CS145 Assignment 3

CS145 - Introduction to Databases
Spring 2001, Prof. Widom

Assignment #3
Due Wednesday May 2

LOGISTICS

Lots of work: Some of the written exercises on this assignment are even more challenging than last time. In addition, the project part this week can be fairly time-consuming. In total this may be your most demanding assignment of the course, and you should plan accordingly. Note that we've also included several particularly challenging optional problems.
Relationship to lectures: Much of the material in this assignment was covered in the April 23 and 25 lectures, however some of it will not be covered until the April 30 lecture.
Scope of assignment: There are numerous exercises in the book covering basic relational algebra (Sections 4.1 and 4.6.1-4.6.6) and basic SQL (Sections 5.1-5.7 and 5.9). We are not assigning any of these problems explicitly, but we strongly suggest that you work a good number of them in order to "warm up" for the problems included in this assignment. Also note that the problems included in this assignment are not comprehensive, i.e., they do not cover every bit of material you are expected to know in relational algebra and SQL.
Turning in written exercises: The procedure for turning in the written exercises on this assignment is the same as for the first two assignments, with the same deadline and late policy.
Turning in PDA: For this assignment and all subsequent ones with projects parts, your PDA work (and only your PDA work) will be turned in electronically. Details for electronic submission are provided in submit-README.txt. Remember that a completely separate deadline and late policy applies for the programming part of this and subsequent assignments:
For both on-campus and SITN students: Programming work must be submitted electronically by midnight on the Wednesday that it is due. Programming work submitted after the deadline but less than 24 hours late (i.e., by Thursday midnight) will be accepted but penalized 10%, and programming work submitted more than 24 hours but less than 48 hours late (i.e., by Friday midnight) will be penalized 30%. No programming work will be accepted more than 48 hours late. One emergency chit is will be deducted automatically for programming work turned in up to 24 hours late, and two chits for programming work turned in up to 48 hours late. These chits are in addition to any chits deducted for late written work.

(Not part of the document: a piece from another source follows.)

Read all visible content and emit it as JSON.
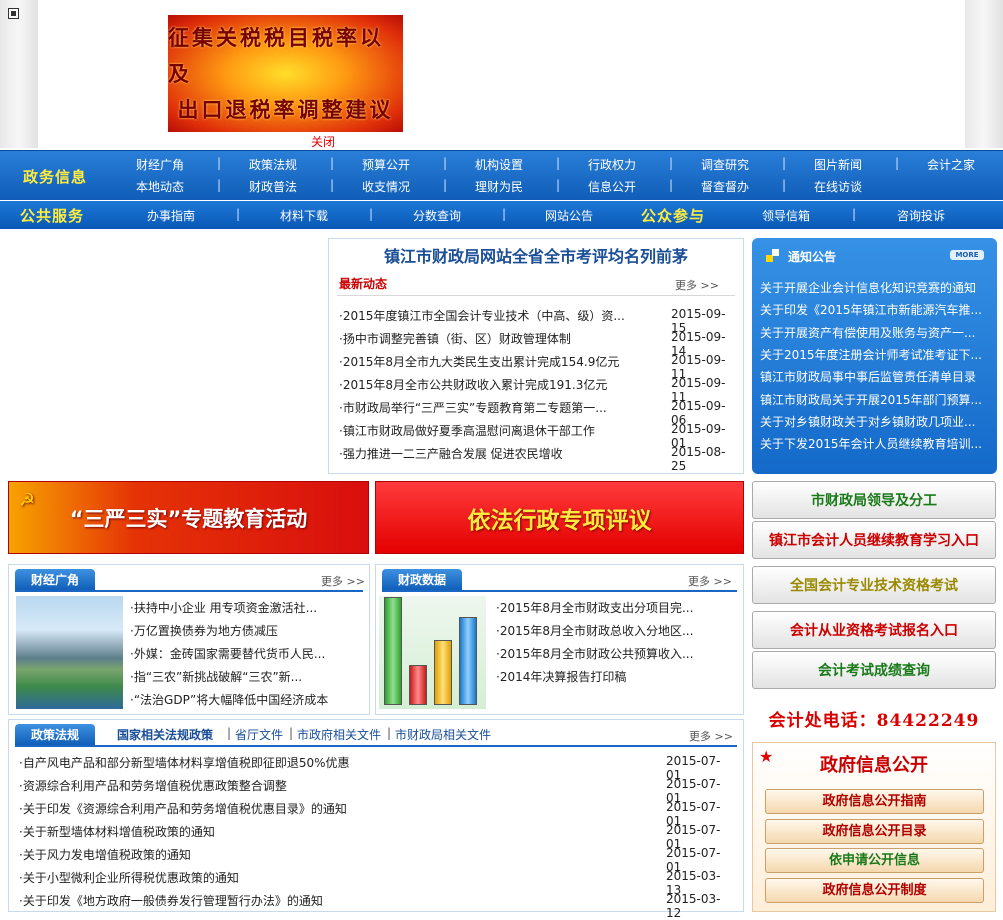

For further details please see the official course late policy.
Oracle passwords: On May 2 (the due date for this assignment) all Oracle accounts for which the password has not been changed will be deactivated automatically by ITSS for security reasons. Note that it may take several days to reactivate an account.
Oracle (lack of) backups: Oracle is not backed up, so anything you need long-term should be saved in the leland file system. Some suggestions for general management of your PDA are given as part of Problem 7 below.
SQL on Oracle: If you decide to test your solutions to the SQL written exercises using Oracle, or experiment with running some SQL queries on your PDA, note that Oracle's implementation of SQL differs somewhat from the SQL standard as covered in the textbook and class. These differences are outlined in the document Oracle 8i SQL.

THE ASSIGNMENT

Problem 1

Consider the following relational database schema:

  Student(ID, name, dept, status)  // status = "grad" or "undergrad"
                                   // ID is a key
  RA(ID, advisor, dept)            // (ID,advisor) together are a key
  TA(ID, course, dept)             // (ID,course) together are a key

and the following query: Find the names of all graduate students who are neither an RA nor a TA.

(a) Write this query in relational algebra.

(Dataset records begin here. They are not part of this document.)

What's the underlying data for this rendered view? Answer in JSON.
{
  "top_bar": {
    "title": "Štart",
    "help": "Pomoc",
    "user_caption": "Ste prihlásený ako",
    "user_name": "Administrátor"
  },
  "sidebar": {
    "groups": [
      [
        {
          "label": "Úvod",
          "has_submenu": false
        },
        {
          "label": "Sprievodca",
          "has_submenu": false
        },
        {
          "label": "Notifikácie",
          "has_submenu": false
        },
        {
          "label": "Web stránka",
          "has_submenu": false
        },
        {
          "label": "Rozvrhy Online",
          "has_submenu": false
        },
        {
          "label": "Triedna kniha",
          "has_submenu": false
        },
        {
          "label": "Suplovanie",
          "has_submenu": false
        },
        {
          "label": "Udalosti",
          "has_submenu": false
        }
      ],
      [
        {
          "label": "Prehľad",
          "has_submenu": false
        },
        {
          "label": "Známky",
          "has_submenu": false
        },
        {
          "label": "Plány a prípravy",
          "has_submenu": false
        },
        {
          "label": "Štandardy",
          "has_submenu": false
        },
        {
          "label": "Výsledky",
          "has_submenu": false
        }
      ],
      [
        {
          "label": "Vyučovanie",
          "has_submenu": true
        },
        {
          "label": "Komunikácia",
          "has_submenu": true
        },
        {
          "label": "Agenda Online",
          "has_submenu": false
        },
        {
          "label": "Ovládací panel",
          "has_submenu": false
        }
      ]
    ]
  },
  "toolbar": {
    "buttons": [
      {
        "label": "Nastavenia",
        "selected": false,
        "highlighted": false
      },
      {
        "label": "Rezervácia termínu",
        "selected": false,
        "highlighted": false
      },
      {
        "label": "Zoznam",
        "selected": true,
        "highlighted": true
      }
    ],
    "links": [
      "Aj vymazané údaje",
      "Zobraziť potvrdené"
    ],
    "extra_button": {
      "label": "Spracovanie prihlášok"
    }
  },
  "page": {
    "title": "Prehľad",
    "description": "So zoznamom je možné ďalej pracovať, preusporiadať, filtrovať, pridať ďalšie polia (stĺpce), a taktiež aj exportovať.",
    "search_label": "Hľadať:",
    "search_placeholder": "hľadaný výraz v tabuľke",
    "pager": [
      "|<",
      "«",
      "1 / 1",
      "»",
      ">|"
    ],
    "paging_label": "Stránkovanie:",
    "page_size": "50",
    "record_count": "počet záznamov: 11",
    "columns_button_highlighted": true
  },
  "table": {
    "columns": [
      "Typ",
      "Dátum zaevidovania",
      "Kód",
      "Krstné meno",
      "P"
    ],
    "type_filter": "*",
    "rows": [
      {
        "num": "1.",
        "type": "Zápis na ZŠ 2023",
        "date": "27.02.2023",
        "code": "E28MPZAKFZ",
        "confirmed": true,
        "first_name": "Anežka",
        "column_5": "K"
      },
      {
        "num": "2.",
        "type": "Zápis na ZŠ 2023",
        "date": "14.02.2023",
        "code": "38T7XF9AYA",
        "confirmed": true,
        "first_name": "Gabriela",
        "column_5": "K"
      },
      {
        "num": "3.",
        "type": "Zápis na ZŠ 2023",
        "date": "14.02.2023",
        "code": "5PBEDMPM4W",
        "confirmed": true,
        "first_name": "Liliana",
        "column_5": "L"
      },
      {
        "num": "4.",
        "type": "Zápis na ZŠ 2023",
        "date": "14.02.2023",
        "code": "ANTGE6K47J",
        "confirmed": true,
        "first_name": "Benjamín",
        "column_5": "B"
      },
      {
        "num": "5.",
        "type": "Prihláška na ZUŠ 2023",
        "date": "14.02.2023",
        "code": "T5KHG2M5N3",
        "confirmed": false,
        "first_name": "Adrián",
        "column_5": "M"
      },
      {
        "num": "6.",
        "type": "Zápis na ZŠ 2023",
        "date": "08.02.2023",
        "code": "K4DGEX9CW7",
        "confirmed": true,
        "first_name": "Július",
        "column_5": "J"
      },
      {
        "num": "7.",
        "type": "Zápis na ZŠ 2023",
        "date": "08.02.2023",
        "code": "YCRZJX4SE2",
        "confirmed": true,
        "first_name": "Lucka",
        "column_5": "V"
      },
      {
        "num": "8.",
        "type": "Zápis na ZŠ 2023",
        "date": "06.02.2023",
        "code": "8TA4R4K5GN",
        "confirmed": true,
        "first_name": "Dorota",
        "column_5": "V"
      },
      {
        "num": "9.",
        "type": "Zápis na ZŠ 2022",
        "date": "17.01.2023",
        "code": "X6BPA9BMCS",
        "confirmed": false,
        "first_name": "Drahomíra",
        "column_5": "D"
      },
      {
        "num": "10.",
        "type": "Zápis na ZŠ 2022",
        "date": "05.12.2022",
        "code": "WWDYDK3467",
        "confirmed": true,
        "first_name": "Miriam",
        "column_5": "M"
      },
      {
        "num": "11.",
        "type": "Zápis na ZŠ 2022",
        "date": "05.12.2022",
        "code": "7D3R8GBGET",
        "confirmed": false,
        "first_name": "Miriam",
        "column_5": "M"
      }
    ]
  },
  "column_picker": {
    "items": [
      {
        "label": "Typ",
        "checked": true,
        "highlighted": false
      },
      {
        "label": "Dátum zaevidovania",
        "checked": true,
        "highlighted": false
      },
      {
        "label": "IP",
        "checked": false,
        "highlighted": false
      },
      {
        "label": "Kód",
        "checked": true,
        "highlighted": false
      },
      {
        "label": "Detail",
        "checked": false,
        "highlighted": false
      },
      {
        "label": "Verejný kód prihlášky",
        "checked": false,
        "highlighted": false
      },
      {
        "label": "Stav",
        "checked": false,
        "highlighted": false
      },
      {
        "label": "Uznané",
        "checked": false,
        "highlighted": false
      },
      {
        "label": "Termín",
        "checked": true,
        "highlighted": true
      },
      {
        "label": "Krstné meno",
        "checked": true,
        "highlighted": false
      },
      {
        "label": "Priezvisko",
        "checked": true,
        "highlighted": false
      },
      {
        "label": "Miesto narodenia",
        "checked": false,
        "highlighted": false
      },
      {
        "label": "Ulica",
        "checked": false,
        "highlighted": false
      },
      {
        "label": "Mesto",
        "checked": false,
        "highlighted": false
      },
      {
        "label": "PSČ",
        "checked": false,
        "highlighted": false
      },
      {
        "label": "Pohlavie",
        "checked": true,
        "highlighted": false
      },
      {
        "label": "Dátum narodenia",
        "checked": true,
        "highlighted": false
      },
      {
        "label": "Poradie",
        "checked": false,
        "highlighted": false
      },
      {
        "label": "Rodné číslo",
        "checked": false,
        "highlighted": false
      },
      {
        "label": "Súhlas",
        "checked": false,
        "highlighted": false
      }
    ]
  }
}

(b) Write this query in SQL.

Now consider the following query: Find the names of all graduate students who are an RA or a TA in a department other than their own.

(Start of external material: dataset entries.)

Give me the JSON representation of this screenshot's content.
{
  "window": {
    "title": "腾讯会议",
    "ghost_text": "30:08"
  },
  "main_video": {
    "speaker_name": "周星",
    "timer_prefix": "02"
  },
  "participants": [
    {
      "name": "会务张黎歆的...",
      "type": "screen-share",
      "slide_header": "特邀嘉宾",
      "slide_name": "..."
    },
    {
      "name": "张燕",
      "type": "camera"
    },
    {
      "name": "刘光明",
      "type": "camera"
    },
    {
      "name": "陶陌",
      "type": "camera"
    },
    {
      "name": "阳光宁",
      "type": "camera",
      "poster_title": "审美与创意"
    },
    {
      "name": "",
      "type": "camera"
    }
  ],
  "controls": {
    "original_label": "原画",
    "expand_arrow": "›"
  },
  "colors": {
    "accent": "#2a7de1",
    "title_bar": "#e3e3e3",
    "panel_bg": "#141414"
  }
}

(c) Write this query in relational algebra.

(d) Write this query in SQL.

Problem 2

Consider the following relation:

  Emp(ID, salary)  // ID is a key, salary is a key

and the following two queries:

Find the highest employee salary.
Find the top third of salaries. You may assume that the number of employees (and therefore salaries) is divisible by three.

(a) Express Query 1 in relational algebra.
Hint: Join Emp with itself to find salaries that aren't the highest, then use the difference operator.

(b) Express Query 1 in SQL using the max aggregation operator.

(c) Express Query 1 in SQL without using the max aggregation operator.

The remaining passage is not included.